Ce prélat vint quelque temps après à Chaumouzey, l'érigea en titre d'abbaye, dédia l'oratoire en l'honneur de la sainte Vierge, et défendit, sous peine d'anathème, de la troubler, et d'en violer la sainteté. A son retour à Toul, il fit assembler la communauté de saint Leon, à la prière de Séhere, et demanda aux religieux lequel des deux monastères, de S. Léon ou de Chaumouzey, ils choisissaient, afin que désormais chacun d'eux demeurât stable dans celui qu'il aurait choisi. Pibon les interrogea, et ouit leurs réponses. En même temps il envoya Thiemare abbé de S. Mansui faire la même chose à Chaumouzey; et depuis ce temps ces deux abbayes demeurèrent séparées de communauté et de biens, mais toutefois sous la conduite de Séhere leur commun abbé.

L'abbaye de Chaumouzey eut de grands démêlés avec Giselle, abbesse de Remiremont, au sujet de la paroisse de Chaumouzey. L'abbesse prétendait que cette église lui appartenait. Pibon évêque de Toul, qui favorisait l'abbé Séhere, obtint pour lui du pape Pascal une bulle, qui confirmait la donation qu'il avait faite à l'abbaye de Chaumouzey des dimes de cette paroisse.

Mais ni l'autorité du pape ni celle de l'évêque de Toul n'arrêtèrent point les poursuites de l'abbesse.Le duc de Lorraine voué de Remiremont prit la défense des intérêts de l'abbesse, chassa le curé, en fit mettre un autre en sa place, usa même de menaces et de dures paroles envers l'abbé et ses religieux.

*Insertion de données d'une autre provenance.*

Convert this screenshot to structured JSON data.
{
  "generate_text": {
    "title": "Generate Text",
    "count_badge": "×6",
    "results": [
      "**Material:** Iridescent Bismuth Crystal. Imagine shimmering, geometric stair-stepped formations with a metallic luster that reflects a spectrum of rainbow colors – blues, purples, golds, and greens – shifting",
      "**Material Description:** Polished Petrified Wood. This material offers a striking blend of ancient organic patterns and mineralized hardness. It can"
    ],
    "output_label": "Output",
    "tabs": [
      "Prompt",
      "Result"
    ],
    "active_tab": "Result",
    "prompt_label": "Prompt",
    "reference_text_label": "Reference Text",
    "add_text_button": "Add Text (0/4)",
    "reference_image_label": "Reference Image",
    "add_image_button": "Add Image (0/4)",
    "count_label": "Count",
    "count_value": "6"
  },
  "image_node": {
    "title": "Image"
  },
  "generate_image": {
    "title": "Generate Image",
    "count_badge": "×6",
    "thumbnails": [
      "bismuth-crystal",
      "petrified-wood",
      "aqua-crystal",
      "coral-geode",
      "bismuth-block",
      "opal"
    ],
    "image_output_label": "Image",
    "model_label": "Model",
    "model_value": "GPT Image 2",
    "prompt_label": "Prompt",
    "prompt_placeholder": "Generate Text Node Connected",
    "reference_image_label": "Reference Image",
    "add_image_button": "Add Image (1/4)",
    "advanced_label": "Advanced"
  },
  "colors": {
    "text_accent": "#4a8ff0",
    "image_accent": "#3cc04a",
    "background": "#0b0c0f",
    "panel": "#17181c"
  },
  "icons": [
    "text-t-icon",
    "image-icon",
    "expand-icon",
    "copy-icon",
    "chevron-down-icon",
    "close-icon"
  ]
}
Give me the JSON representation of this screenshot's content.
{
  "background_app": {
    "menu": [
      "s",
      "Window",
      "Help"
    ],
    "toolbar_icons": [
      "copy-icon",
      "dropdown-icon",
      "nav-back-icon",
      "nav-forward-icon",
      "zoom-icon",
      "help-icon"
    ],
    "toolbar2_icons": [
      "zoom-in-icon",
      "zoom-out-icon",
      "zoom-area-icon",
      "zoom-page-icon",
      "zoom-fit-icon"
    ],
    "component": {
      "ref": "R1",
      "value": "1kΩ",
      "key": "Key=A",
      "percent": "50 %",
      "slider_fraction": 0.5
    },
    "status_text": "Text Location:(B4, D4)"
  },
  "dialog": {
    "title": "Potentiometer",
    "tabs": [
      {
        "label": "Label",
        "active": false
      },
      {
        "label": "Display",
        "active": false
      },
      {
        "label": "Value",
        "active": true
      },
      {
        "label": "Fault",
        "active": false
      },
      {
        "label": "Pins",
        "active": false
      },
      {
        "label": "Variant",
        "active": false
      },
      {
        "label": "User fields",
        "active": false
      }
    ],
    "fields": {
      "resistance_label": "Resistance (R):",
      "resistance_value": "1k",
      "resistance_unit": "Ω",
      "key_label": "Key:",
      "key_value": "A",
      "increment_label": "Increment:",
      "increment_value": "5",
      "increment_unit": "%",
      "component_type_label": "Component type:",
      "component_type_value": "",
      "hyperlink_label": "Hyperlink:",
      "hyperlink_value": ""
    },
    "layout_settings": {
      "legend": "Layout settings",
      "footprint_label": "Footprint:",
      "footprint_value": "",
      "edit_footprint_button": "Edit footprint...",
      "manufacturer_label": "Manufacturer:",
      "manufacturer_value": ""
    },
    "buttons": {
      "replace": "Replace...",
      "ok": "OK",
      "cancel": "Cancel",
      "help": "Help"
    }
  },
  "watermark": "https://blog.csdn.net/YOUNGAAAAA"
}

L'abbé Séhere envoya à Rome son frére, nommé Arnoû, qui était d'Epinal, comme lni , et un autre député, nommé Richard , pour implorer la protection du pape. L'abbesse Gilette ou Giselle y envoya aussi de son côté. Le pape, de l'avis des cardinaux ordonna que les chanoines réguliers de Chaumouzey donneraient à l'abbesse de Remiremont un équivalent pour l'église contestée, et quant au fonds sur lequel était bâti leur monastère, que l'abbesse revendiquait, le pape veut qu'il demeure aux religieux, s'ils peuvent prouver que leur fondateur et eux-mêmes l'aient possédé pendant tI'ente anS. L'abbesse de Remiremont, qui d'abord avait paru acquiescer à cette sentence, en éluda l'exécution, en disant qu'elle ne pouvait rien faire sans l'agrément de l'empereur, sous la protection duquel était son abbaye. L'évêque d'Albane légat du saint siége informa l'empereur Henri IV, de cette contestation, lequel écrivit à l'abbesse de Remiremont et à Thieri duc de Lorraine, leur ordonnant d'exécuter ponctuellement les ordres du pape. Ces lettres ne produisirent aucun esfet. Séhere écrivit pour la troisième fois au pape, qui renouvela ses ordres à l'abbesse, aussi inutilement que les premières fois. Il alla trouver l'empereur à Strasbourg, où s'étaient rendus le duc Thieri et l'abbesse Giselle, et pria ce prince d'ordonner de bouche au duc et à l'abbesse ce qu'il leur avait déjà ordonné par lettres. Il le fit ; mais l'abbesse sut encore éluder les ordres de l'empereur. L'abbé Séhere fut obligé d'aller en personne en Italie renouveler ses instances auprès du pape, qui écrivit à l'abbesse, lui ordonnant, sous peine d'interdit d'entrer dans l'église, d'exécuter ses premiers ordres. L'affaire ne fut enfin terminée qu'en 1107, que Pascal II, étant arrivé à Langres, fit examiner la chose à fond ; et après avoir ouï les parties, qui étaient présentes, confirma l'abbé de Chaumouzey dans la jouissance du fonds où était située son abbaye, et dans celle de la paroisse de Notre-Dame; mais il accorda à l'abbesse de Remiremont

les dimes de la paroisse de Chaumouzey. Le pape exempte néanmoins les terres que les !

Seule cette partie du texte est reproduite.